Compile the code with -ffunction-sections (you may need a custom link script to be able to link code compiled that way) and then use the linker-provided section start/length/end symbols.

#16878 - tepples - Thu Feb 26, 2004 6:57 am

BSS (uninitialized data) overlays are straightforward: just put all affected global variables into a union of structs.

Code overlays, on the other hand, need linker support. Jeff F's linker script and the modified version that ships with DevKit Advance are supposed to have support for IWRAM code overlays. The linker will export symbols representing the start and address of one of ten overlay sections in ROM as well as where the overlays are supposed to go in IWRAM.

No, I haven't seen a demo of IWRAM code overlays.

If you're considering swapping code into IWRAM several times per vblank, consider that a DMA copy from ROM to IWRAM takes five cycles per four bytes (wait, read 16 bits from ROM, wait, read 16 bits from ROM, write 32 bits to IWRAM), or just over one scanline per kilobyte. You may be able to get away with swapping a simple mixer, lossless data decompressor, division/square root package, or something else small like that, but you might not want to try repeatedly swapping something big like a GSM decoder (8 KB).
_________________
-- Where is he?
-- Who?
-- You know, the human.
-- I think he moved to Tilwick.

#16879 - torne - Thu Feb 26, 2004 7:19 am

tepples wrote:
If you're considering swapping code into IWRAM several times per vblank, consider that a DMA copy from ROM to IWRAM takes five cycles per four bytes (wait, read 16 bits from ROM, wait, read 16 bits from ROM, write 32 bits to IWRAM), or just over one scanline per kilobyte. You may be able to get away with swapping a simple mixer, lossless data decompressor, division/square root package, or something else small like that, but you might not want to try repeatedly swapping something big like a GSM decoder (8 KB).

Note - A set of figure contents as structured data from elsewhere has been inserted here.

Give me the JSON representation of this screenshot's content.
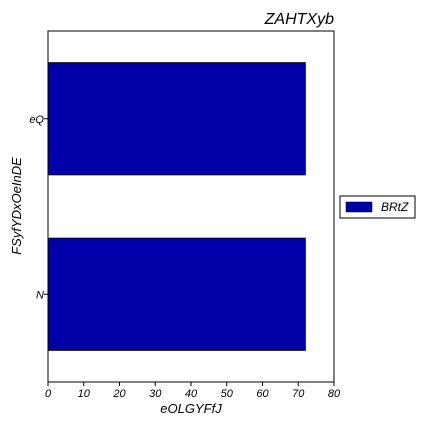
{
  "chart_data": {
    "type": "bar",
    "orientation": "horizontal",
    "title": "ZAHTXyb",
    "xlabel": "eOLGYFfJ",
    "ylabel": "FSyfYDxOeInDE",
    "categories": [
      "eQ",
      "N"
    ],
    "series": [
      {
        "name": "BRtZ",
        "values": [
          72,
          72
        ],
        "color": "#0000a8"
      }
    ],
    "xlim": [
      0,
      80
    ],
    "xticks": [
      0,
      10,
      20,
      30,
      40,
      50,
      60,
      70,
      80
    ],
    "grid": false,
    "legend_position": "right"
  }
}
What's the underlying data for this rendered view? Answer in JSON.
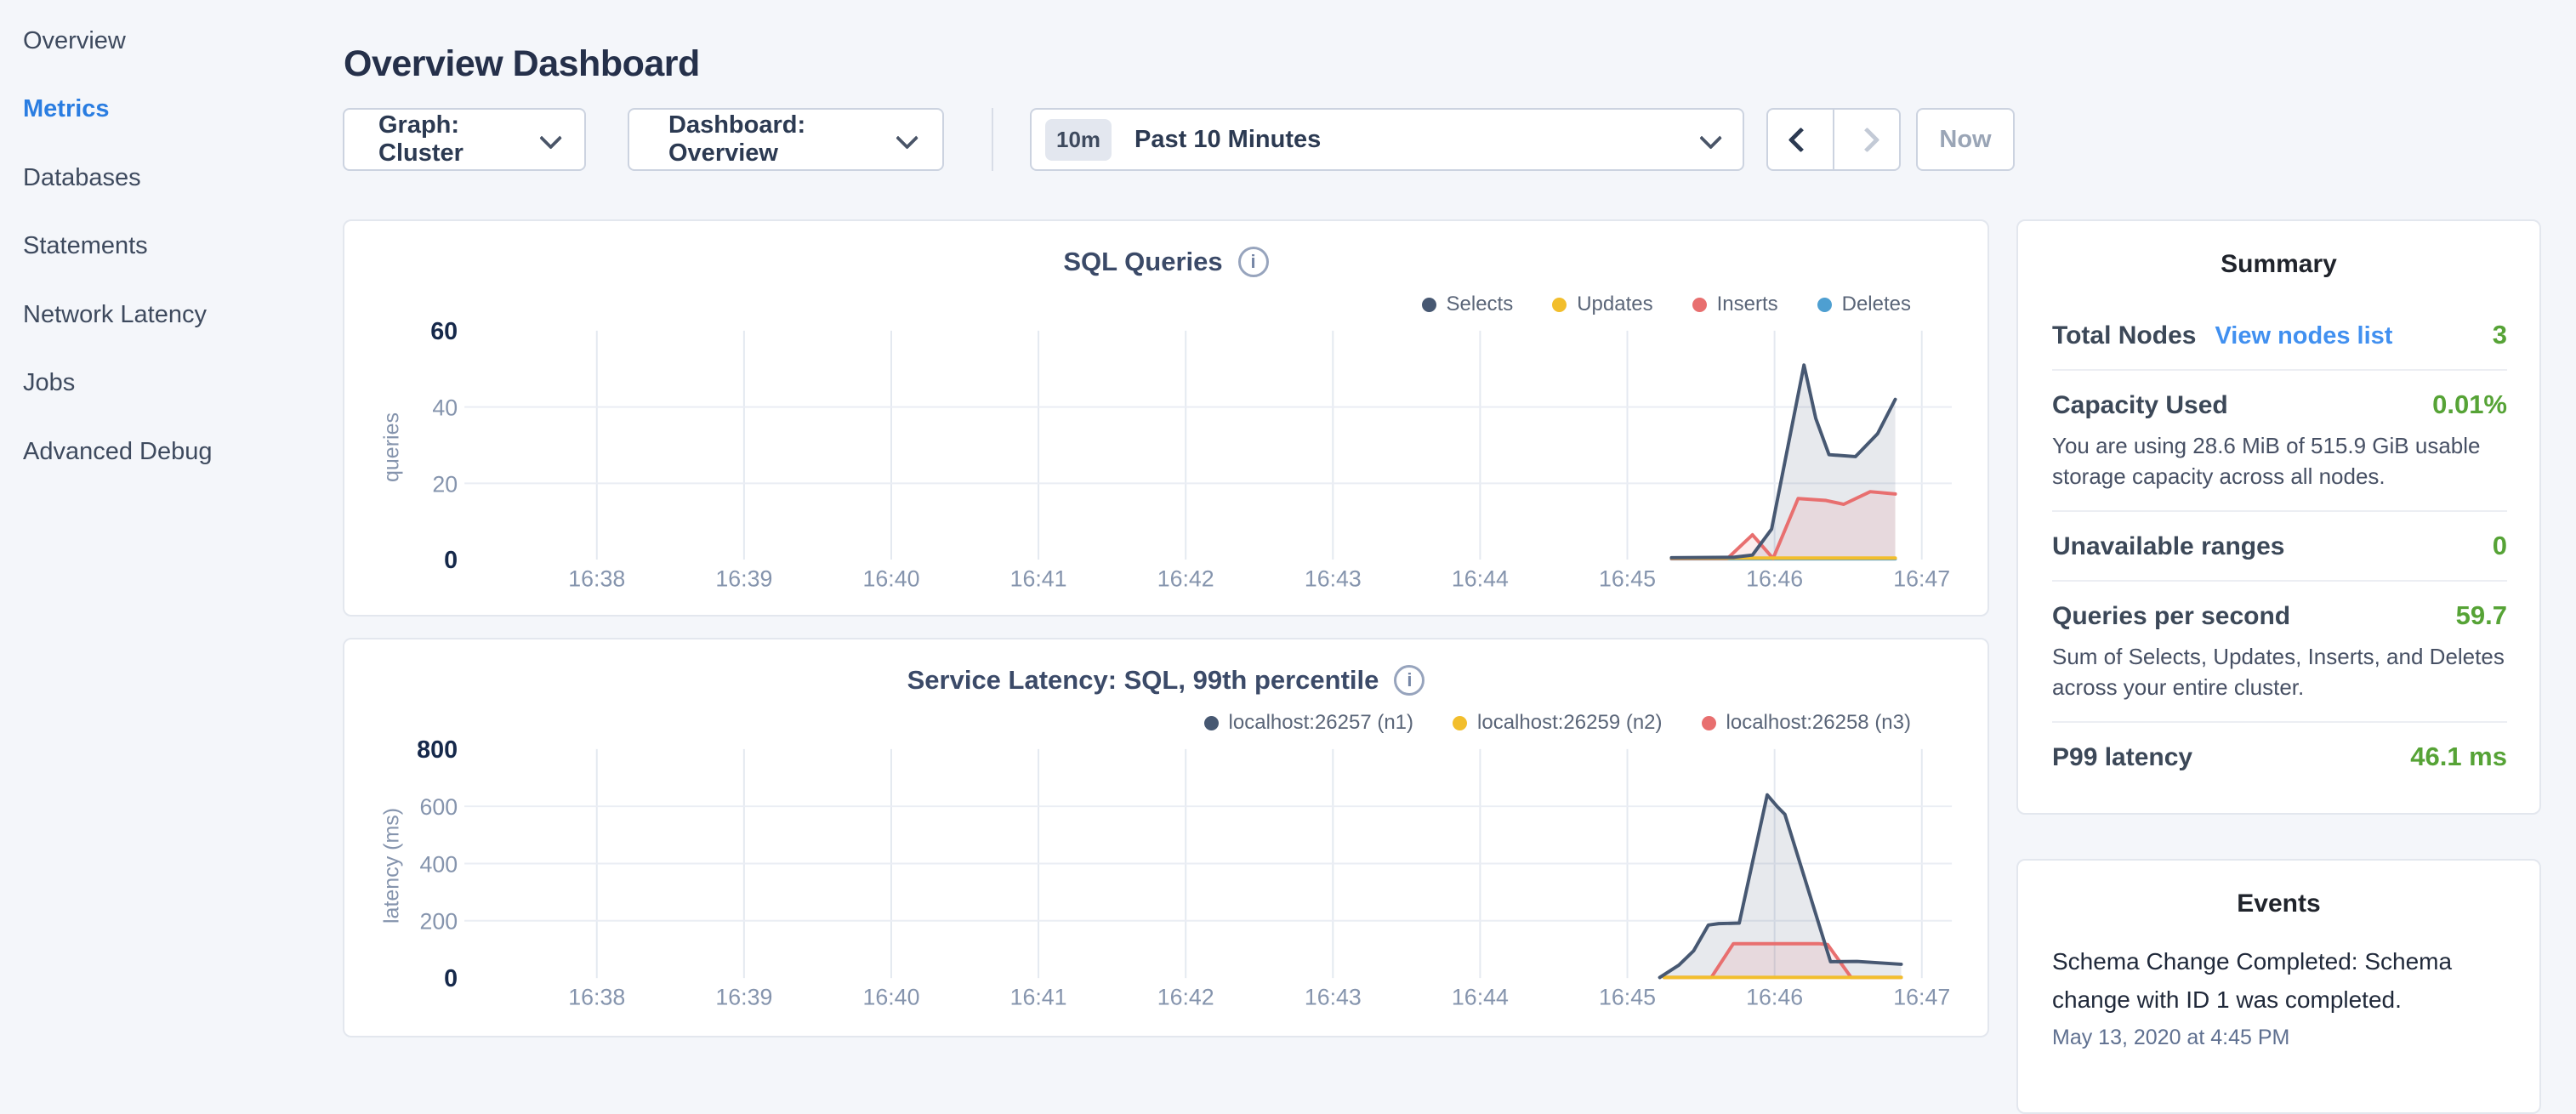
{
  "sidebar": {
    "items": [
      {
        "label": "Overview",
        "active": false
      },
      {
        "label": "Metrics",
        "active": true
      },
      {
        "label": "Databases",
        "active": false
      },
      {
        "label": "Statements",
        "active": false
      },
      {
        "label": "Network Latency",
        "active": false
      },
      {
        "label": "Jobs",
        "active": false
      },
      {
        "label": "Advanced Debug",
        "active": false
      }
    ]
  },
  "header": {
    "title": "Overview Dashboard"
  },
  "controls": {
    "graph_dropdown": "Graph: Cluster",
    "dashboard_dropdown": "Dashboard: Overview",
    "time_window_badge": "10m",
    "time_window_label": "Past 10 Minutes",
    "now_button": "Now"
  },
  "summary": {
    "title": "Summary",
    "rows": [
      {
        "title": "Total Nodes",
        "link": "View nodes list",
        "value": "3"
      },
      {
        "title": "Capacity Used",
        "value": "0.01%",
        "desc": "You are using 28.6 MiB of 515.9 GiB usable storage capacity across all nodes."
      },
      {
        "title": "Unavailable ranges",
        "value": "0"
      },
      {
        "title": "Queries per second",
        "value": "59.7",
        "desc": "Sum of Selects, Updates, Inserts, and Deletes across your entire cluster."
      },
      {
        "title": "P99 latency",
        "value": "46.1 ms"
      }
    ]
  },
  "events": {
    "title": "Events",
    "items": [
      {
        "text": "Schema Change Completed: Schema change with ID 1 was completed.",
        "timestamp": "May 13, 2020 at 4:45 PM"
      }
    ]
  },
  "colors": {
    "active_nav": "#2a7de1",
    "link_blue": "#4190f0",
    "value_green": "#56a336",
    "series_navy": "#475872",
    "series_yellow": "#f2be2c",
    "series_red": "#e86f6f",
    "series_blue": "#4e9fd1"
  },
  "chart_data": [
    {
      "type": "area",
      "title": "SQL Queries",
      "ylabel": "queries",
      "xlabel": "",
      "x_ticks": [
        "16:38",
        "16:39",
        "16:40",
        "16:41",
        "16:42",
        "16:43",
        "16:44",
        "16:45",
        "16:46",
        "16:47"
      ],
      "x_unit": "minutes after 16:38",
      "ylim": [
        0,
        60
      ],
      "y_ticks": [
        0,
        20,
        40,
        60
      ],
      "grid": true,
      "legend_position": "top-right",
      "series": [
        {
          "name": "Selects",
          "color": "#475872",
          "fill": "rgba(71,88,114,0.13)",
          "points": [
            [
              7.3,
              0.5
            ],
            [
              7.72,
              0.6
            ],
            [
              7.85,
              1.2
            ],
            [
              7.98,
              8
            ],
            [
              8.2,
              51
            ],
            [
              8.28,
              37
            ],
            [
              8.37,
              27.5
            ],
            [
              8.55,
              27
            ],
            [
              8.7,
              33
            ],
            [
              8.82,
              42
            ]
          ]
        },
        {
          "name": "Updates",
          "color": "#f2be2c",
          "points": [
            [
              7.3,
              0.4
            ],
            [
              8.82,
              0.4
            ]
          ]
        },
        {
          "name": "Inserts",
          "color": "#e86f6f",
          "fill": "rgba(232,111,111,0.12)",
          "points": [
            [
              7.3,
              0.3
            ],
            [
              7.68,
              0.3
            ],
            [
              7.85,
              6.5
            ],
            [
              7.99,
              0.3
            ],
            [
              8.16,
              16
            ],
            [
              8.35,
              15.5
            ],
            [
              8.47,
              14.5
            ],
            [
              8.65,
              17.8
            ],
            [
              8.82,
              17.2
            ]
          ]
        },
        {
          "name": "Deletes",
          "color": "#4e9fd1",
          "points": [
            [
              7.3,
              0.2
            ],
            [
              8.82,
              0.2
            ]
          ]
        }
      ]
    },
    {
      "type": "area",
      "title": "Service Latency: SQL, 99th percentile",
      "ylabel": "latency (ms)",
      "xlabel": "",
      "x_ticks": [
        "16:38",
        "16:39",
        "16:40",
        "16:41",
        "16:42",
        "16:43",
        "16:44",
        "16:45",
        "16:46",
        "16:47"
      ],
      "x_unit": "minutes after 16:38",
      "ylim": [
        0,
        800
      ],
      "y_ticks": [
        0,
        200,
        400,
        600,
        800
      ],
      "grid": true,
      "legend_position": "top-right",
      "series": [
        {
          "name": "localhost:26257 (n1)",
          "color": "#475872",
          "fill": "rgba(71,88,114,0.13)",
          "points": [
            [
              7.22,
              2
            ],
            [
              7.35,
              45
            ],
            [
              7.45,
              95
            ],
            [
              7.55,
              185
            ],
            [
              7.62,
              190
            ],
            [
              7.76,
              192
            ],
            [
              7.95,
              640
            ],
            [
              8.02,
              598
            ],
            [
              8.07,
              572
            ],
            [
              8.38,
              57
            ],
            [
              8.56,
              58
            ],
            [
              8.86,
              48
            ]
          ]
        },
        {
          "name": "localhost:26259 (n2)",
          "color": "#f2be2c",
          "points": [
            [
              7.25,
              2
            ],
            [
              8.86,
              2
            ]
          ]
        },
        {
          "name": "localhost:26258 (n3)",
          "color": "#e86f6f",
          "fill": "rgba(232,111,111,0.12)",
          "points": [
            [
              7.25,
              2
            ],
            [
              7.57,
              2
            ],
            [
              7.72,
              120
            ],
            [
              8.3,
              120
            ],
            [
              8.36,
              117
            ],
            [
              8.52,
              2
            ],
            [
              8.86,
              2
            ]
          ]
        }
      ]
    }
  ]
}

A scanline per kilobyte sounds pretty fast to me. I've not used the overlay support because having a fixed number of large overlays doesn't seem particularly useful. It would be much more flexible to swap individual functions in and out of IWRAM, using a cache manager. All you need to do is build your code with -fPIC and -ffunction-sections, and it will drop every single function into a seperate text section in the object file, all of which can be relocated to wherever you like in memory without problems. You could even make the original function symbols point to a routine that loads the given function into the cache if it's not already loaded, and then branch to it after finding the location through the cache manager (which would make use of the cache totally transparent), and you could approximate LRU cache overwrites.